BERLIN — Wella was back in the financial news this week.
Rumors that Wella’s majority shareholders, the Ströher family, might be reconsidering their position on the possible sale of the German hair and cosmetics company briefly boosted Wella share prices more than 5 percent Monday. On Tuesday, the stock closed down 1.4 percent in Frankfurt at $62.85 a common share. All dollar figures are calculated from the euro at current exchange rates.
Reports in the financial press suggested that the Ströher family, previously divided on the advisability of a sale, were “moving towards selling it amid signs of interest from Procter & Gamble, Unilever and L’Oréal.” A Wella spokesman responded: “We’re familiar with this speculation from the past and the present, but we do not comment on speculation.”
Last October, Wella reportedly turned down an informal $5.7 billion offer from Henkel on the grounds that it was too low. (Wella’s current market value is about $4 billion.) The company officially denied having received any offer from Henkel. At that time, sources said parties within the Ströher family were against a sale on principle.
One analyst told WWD it “could be true” that the Ströhers were having a change of heart. She suggested that Wella’s management probably didn’t receive an offer from Henkel, whereas the family may very well have.

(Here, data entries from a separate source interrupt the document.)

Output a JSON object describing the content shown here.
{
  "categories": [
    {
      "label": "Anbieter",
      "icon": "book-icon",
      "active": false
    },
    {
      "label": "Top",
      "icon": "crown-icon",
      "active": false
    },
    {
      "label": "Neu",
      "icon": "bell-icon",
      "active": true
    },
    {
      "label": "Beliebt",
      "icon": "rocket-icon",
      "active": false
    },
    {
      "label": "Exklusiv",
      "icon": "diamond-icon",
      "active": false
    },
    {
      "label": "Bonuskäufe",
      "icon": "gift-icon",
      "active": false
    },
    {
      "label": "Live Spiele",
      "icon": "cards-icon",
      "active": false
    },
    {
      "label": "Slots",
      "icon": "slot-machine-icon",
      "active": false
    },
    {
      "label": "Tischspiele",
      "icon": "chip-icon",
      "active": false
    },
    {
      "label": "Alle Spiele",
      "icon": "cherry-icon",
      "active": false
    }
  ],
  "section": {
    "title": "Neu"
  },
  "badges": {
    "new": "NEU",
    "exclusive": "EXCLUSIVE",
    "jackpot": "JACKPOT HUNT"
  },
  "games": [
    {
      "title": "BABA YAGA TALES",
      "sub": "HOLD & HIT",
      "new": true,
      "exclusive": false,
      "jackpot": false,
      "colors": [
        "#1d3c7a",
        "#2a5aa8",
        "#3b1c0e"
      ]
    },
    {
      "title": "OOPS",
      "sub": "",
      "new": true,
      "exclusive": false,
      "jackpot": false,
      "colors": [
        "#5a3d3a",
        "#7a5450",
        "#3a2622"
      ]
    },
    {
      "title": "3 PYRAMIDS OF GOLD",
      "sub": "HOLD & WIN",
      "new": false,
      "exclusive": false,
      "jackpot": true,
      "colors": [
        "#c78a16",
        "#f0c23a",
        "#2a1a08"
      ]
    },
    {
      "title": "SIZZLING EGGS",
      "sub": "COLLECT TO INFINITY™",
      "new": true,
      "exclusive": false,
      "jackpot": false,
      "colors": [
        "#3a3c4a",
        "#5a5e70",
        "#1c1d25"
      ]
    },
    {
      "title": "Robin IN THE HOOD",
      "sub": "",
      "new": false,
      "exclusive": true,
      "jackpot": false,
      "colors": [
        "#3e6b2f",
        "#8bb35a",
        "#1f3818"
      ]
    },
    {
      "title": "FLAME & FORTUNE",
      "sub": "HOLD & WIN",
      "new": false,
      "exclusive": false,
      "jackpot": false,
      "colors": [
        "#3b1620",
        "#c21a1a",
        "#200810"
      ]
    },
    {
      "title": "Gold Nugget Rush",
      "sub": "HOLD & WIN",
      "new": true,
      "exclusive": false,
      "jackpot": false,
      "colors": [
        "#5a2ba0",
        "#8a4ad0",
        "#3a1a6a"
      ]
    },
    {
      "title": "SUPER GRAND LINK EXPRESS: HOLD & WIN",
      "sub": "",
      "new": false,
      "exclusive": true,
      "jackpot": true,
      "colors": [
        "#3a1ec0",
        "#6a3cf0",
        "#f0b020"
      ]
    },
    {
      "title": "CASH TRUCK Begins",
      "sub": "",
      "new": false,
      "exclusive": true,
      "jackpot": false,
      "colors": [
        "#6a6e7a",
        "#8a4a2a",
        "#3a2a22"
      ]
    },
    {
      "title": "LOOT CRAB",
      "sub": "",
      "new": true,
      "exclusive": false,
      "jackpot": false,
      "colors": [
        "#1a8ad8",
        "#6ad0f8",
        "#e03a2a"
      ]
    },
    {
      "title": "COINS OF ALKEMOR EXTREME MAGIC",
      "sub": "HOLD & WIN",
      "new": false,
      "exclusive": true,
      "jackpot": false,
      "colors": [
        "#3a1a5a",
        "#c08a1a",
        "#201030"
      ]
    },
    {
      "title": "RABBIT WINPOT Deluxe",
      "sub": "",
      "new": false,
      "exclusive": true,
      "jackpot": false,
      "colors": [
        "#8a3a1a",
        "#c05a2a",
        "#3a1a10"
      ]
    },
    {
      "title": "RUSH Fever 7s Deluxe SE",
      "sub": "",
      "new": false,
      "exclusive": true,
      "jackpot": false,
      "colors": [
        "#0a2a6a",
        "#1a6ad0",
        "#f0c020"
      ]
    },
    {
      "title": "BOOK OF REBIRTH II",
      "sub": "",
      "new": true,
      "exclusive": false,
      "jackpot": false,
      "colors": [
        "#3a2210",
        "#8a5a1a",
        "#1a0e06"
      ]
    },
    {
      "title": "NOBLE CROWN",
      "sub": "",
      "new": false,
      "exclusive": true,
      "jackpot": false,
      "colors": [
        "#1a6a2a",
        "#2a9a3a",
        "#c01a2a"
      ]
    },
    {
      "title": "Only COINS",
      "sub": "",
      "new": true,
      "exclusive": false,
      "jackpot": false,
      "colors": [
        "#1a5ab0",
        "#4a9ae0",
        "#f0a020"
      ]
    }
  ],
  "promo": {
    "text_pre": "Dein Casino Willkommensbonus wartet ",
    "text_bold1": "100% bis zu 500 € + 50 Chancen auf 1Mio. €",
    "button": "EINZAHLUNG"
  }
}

But the fact that Wella’s management stated “in October that they had not received a bid from Henkel…was a way of signalling to the market that they are open to options, including selling the company.”
However, German companies, especially family-owned ones, are extremely slow, she noted, and so this new rumor “doesn’t necessarily mean that anything will happen quickly.” Also, she pointed out that the presumed source, so-called “Branchenkreisen” or industry circles, are notoriously unreliable. “Since no one really is close to the family, many things can be made up that are not necessarily true,” she concluded.